House Republican leader Tom Cross of Oswego, who sponsored the legislation, said the action is needed to rebuild trust in public officials and demonstrate a commitment to "ending the corrosive policies of the past."
The move came months after the Tribune disclosed a pension windfall for former Democratic state Rep. Robert Molaro of Chicago. Molaro nearly doubled his state-supported pension to more than $120,0000 a year because he worked one month as a well-paid aide to Ald. Ed Burke, chairman of the City Council Finance Committee.
The measure would not affect the Molaro deal. But the state would not be stuck with paying a higher pension tab for any more such deals. It would apply to lawmakers who were in the Legislature before August 1994 and move to a different government job with a bigger paycheck. In 1994, a law was put in place that prevents newer lawmakers from leaving and landing high-paying government jobs that boost their state pensions.
The government that hires an ex-lawmaker would cover any additional pension costs for giving him a higher public paycheck. The former lawmaker also could opt out of the higher pension. The bill moved to the Senate on a 110-0 House vote.
Molaro got the pension boost when he received a $12,000 paycheck for his monthlong job of advising Burke and writing a 19-page white paper on pensions. State law allowed him to annualize the paycheck over 12 months and base his retirement check on a $144,000 salary. It sent his pension soaring to more than $120,000 a year — nearly twice the $64,000 pension he would have gotten without the maneuver.
Sen. Kwame Raoul, the Chicago Democrat who chairs the Senate Pension and Investments Committee, said the measure is appealing because it would help lower at least a portion of the state's burgeoning pension costs. Raoul said he needed to examine the measure further but that it "sounds like it makes sense."
Republican Sen. Matt Murphy of Palatine said he would sponsor the bill.
"It is not proper or acceptable that taxpayers in my district have to pay for a one-month sweetheart deal offered by the city of Chicago," Murphy said.
In other action:
•House Speaker Michael Madigan, D-Chicago, and Cross won approval of a budget framework aimed at throttling back the spending in agencies and starting to make a dent in the state's massive backlog of old bills.

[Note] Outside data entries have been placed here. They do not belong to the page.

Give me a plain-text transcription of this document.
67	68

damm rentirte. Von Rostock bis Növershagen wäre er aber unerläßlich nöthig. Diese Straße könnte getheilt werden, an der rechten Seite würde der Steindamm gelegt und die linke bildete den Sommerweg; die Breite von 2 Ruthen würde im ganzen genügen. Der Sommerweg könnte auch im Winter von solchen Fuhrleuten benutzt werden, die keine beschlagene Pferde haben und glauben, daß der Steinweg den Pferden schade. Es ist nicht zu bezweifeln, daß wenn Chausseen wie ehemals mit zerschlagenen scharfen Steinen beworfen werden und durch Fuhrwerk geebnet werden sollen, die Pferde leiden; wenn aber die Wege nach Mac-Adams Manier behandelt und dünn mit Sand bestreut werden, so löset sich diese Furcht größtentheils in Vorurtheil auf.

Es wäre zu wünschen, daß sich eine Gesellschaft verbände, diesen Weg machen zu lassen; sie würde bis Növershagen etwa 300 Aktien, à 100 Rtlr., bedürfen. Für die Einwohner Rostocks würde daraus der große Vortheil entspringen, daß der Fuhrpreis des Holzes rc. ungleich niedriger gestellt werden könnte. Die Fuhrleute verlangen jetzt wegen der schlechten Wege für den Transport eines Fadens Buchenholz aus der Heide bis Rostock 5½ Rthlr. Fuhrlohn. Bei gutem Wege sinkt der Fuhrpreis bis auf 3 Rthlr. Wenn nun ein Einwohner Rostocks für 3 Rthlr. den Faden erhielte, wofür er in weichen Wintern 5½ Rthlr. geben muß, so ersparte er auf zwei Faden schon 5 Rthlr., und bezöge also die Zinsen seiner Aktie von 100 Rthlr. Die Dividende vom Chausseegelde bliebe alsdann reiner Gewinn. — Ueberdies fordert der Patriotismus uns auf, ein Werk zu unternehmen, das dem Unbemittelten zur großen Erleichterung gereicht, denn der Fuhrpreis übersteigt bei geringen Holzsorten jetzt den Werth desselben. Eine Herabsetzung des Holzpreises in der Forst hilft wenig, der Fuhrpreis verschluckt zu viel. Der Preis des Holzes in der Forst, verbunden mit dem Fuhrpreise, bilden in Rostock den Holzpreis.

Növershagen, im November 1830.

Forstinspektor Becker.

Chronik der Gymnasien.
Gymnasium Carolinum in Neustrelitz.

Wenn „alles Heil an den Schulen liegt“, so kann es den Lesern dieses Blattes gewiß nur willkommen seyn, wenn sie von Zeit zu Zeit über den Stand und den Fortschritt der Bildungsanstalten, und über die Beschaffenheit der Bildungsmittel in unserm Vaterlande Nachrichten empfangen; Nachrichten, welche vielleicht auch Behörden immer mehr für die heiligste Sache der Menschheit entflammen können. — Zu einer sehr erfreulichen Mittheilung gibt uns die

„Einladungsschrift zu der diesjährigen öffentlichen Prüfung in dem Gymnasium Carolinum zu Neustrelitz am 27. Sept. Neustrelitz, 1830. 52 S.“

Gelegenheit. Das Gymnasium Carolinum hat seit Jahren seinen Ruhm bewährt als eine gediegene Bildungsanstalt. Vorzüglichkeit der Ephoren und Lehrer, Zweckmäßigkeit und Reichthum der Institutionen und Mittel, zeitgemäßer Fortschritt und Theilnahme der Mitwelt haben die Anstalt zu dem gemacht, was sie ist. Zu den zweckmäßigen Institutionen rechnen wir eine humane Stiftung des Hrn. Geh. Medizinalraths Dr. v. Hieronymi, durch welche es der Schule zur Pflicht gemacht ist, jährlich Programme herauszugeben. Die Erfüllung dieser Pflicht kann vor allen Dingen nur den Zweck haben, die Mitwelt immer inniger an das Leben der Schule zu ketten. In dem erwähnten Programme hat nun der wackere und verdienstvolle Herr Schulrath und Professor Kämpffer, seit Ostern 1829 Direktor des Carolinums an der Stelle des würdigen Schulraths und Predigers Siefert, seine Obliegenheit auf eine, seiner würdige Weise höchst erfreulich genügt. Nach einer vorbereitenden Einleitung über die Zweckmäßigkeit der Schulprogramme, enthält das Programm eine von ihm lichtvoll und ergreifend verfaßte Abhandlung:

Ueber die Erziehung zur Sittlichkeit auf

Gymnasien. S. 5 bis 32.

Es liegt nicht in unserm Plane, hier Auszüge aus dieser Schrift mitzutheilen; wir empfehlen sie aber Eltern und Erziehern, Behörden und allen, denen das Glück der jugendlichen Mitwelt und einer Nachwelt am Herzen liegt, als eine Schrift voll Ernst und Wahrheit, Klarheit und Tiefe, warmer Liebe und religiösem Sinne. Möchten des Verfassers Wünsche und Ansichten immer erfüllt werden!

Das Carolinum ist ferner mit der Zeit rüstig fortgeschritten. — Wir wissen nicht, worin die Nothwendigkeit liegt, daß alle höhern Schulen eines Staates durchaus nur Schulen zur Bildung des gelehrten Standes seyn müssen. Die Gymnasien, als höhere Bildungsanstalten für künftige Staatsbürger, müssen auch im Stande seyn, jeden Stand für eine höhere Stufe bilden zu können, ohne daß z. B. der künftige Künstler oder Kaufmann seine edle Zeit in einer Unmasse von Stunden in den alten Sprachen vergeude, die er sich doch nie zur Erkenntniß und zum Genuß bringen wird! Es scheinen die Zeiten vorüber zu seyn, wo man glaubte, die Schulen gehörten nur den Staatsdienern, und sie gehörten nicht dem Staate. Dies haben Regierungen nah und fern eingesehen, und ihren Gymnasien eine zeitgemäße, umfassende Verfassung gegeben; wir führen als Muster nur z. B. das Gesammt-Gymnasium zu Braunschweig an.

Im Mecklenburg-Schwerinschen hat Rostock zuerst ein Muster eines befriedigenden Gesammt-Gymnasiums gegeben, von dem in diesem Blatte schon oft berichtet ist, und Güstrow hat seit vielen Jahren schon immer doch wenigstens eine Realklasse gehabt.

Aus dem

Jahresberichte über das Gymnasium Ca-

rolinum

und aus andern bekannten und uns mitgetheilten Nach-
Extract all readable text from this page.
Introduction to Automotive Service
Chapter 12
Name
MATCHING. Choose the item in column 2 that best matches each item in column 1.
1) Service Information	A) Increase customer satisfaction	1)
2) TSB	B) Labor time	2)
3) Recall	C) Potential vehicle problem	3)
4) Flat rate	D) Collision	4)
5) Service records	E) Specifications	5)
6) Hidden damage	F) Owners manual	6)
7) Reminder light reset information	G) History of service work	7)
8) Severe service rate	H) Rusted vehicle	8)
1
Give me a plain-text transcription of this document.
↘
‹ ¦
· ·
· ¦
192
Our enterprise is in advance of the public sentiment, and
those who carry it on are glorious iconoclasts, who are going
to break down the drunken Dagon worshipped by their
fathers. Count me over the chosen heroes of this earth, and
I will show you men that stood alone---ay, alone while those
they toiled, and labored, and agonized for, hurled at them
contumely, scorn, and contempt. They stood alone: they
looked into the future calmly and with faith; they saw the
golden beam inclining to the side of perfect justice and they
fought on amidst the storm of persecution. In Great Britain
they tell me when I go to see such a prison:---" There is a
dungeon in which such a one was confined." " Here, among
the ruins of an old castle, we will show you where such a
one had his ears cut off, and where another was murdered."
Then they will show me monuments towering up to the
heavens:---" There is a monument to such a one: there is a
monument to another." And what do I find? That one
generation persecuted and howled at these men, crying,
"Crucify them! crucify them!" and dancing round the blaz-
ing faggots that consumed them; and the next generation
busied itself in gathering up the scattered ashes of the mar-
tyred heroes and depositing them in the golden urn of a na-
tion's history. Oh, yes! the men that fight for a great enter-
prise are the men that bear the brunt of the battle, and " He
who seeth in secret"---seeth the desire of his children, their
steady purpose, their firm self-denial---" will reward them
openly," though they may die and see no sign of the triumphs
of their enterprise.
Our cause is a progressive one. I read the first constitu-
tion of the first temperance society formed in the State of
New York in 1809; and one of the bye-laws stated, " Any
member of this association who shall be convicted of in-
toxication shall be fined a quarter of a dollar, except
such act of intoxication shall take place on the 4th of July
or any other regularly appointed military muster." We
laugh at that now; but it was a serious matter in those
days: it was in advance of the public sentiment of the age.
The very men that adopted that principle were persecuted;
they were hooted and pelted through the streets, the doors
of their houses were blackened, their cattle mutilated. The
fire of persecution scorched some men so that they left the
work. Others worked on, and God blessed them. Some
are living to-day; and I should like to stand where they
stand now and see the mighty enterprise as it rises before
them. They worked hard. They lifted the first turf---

Foreshadowing budget struggles this spring, Rep. Lisa Dugan, D-Bradley, and several other lawmakers argued that education, Medicaid and social services needed more money.
Dugan said the downturn in the economy has hurt "people who never felt they were going to have to need the services that our state provides."
"If I had to make a choice, I would rather as a legislator say parks and recreation may have to wait a little bit … before we're going to have to take drugs away from seniors," Dugan said.
Rep. John Bradley, D-Marion, said the budget outline represented a tough "reality."
It's the hand we've been dealt," he said. "It's a fiscal crisis, and we're trying to get the state back on solid financial standing."
The outline proposes paying down Medicaid bills with $500 million in state funds, collecting $500 million in matching federal funds and using $300 million or more toward reducing the overall backlog of old bills, Cross said.
"Not everybody is happy with the numbers in the resolutions because some people would like the numbers to be higher and some people would like the numbers to be lower, and so this is a compromise, a compromise predicated upon the best information available to the General Assembly," Madigan said.
•The Senate voted in favor of adding Powerball to the types of online lottery tickets that Illinois began offering Sunday.
•A measure to accept private donations to help reduce a DNA testing backlog passed the Senate.